3. What’s the hold-up?
Local communities often oppose new wind farms, solar arrays and power lines and projects can face years of consultations involving multiple stakeholders. State regulators impose detailed technical studies and other bureaucratic hurdles. There are almost 1,000 gigawatts of solar projects stuck in the interconnection queue across the US and Europe, close to four times the amount of new solar capacity installed around the world in 2022. If all the wind and solar projects stuck in limbo were completed and connected to the grid, they’d add up to more than the present electricity generation capacity of the US.
I wonder if copper is going to follow the trajectory of lithium. That market has been characterised by a series of mismatches that have led to massive volatility in the lithium price.
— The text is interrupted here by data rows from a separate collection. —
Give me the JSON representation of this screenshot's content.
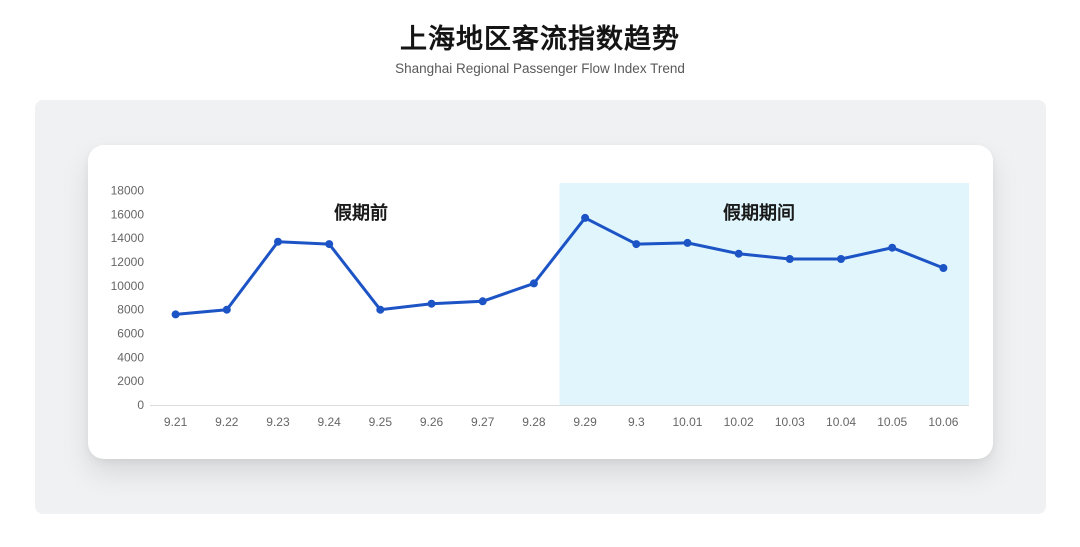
{
  "page": {
    "title": "上海地区客流指数趋势",
    "subtitle": "Shanghai Regional Passenger Flow Index Trend"
  },
  "chart_data": {
    "type": "line",
    "title": "上海地区客流指数趋势",
    "subtitle": "Shanghai Regional Passenger Flow Index Trend",
    "categories": [
      "9.21",
      "9.22",
      "9.23",
      "9.24",
      "9.25",
      "9.26",
      "9.27",
      "9.28",
      "9.29",
      "9.3",
      "10.01",
      "10.02",
      "10.03",
      "10.04",
      "10.05",
      "10.06"
    ],
    "values": [
      7600,
      8000,
      13700,
      13500,
      8000,
      8500,
      8700,
      10200,
      15700,
      13500,
      13600,
      12700,
      12250,
      12250,
      13200,
      11500
    ],
    "xlabel": "",
    "ylabel": "",
    "ylim": [
      0,
      18000
    ],
    "yticks": [
      0,
      2000,
      4000,
      6000,
      8000,
      10000,
      12000,
      14000,
      16000,
      18000
    ],
    "grid": false,
    "legend": "none",
    "line_color": "#1c53c5",
    "annotations": [
      {
        "text": "假期前"
      },
      {
        "text": "假期期间"
      }
    ],
    "highlight_region": {
      "label": "假期期间",
      "start_category": "9.29",
      "end_category": "10.06",
      "start_index": 8,
      "end_index": 15,
      "color": "#e0f6fc"
    }
  },
  "colors": {
    "line": "#1c53c5",
    "highlight_band": "#e0f6fc",
    "panel_bg": "#f0f1f3",
    "card_bg": "#ffffff",
    "axis_line": "#dcdcdc",
    "tick_label": "#666666",
    "annotation_text": "#1a1a1a",
    "title_text": "#141414",
    "subtitle_text": "#595959"
  }
}
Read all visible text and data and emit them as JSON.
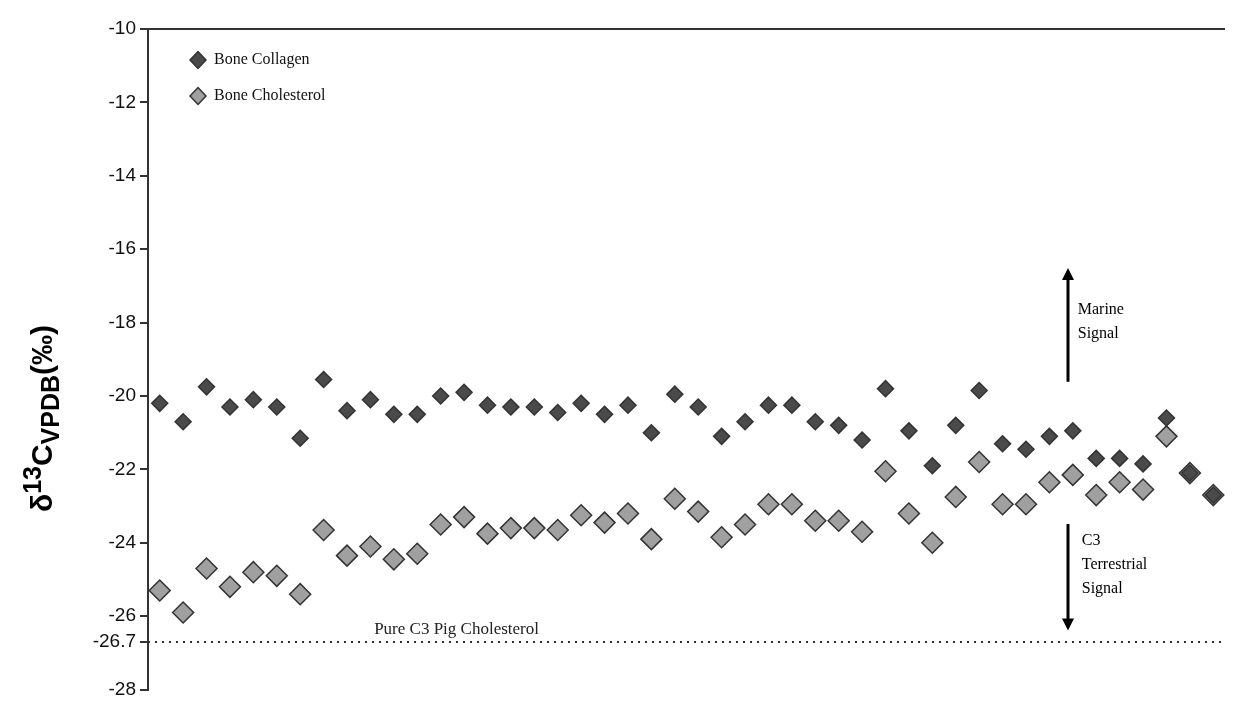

Cast your mind back to the period immediately before the credit crisis in 2007. Enthusiasm about the green future was riding higher than it is today. There was a lot of enthusiasm about wind, solar, nuclear and the first EVs were just reaching market.
The market for lithium was dominated by conventional uses and demand from EVs was inconsequential. As demand picked up, the first investment boom in new supply took place. Prices rose but demand did not keep up to new supply so prices came back down. Then demand did pick up and supply was slow to react, so prices exploded higher in 2015. Then supply overtook demand again and prices crashed. In 2022 prices crashed because new supply came to market and anticipated demand from China did not keep pace.
Copper has a big demand story in the future and supply is nowhere near keeping up. The price is not rallying in a convincing manner because EVs and electrification are not yet the dominant forces of demand. Today, what happens in China matters more than everything else. At some point in the future that will be less true, but until then we can expect a great deal of volatility.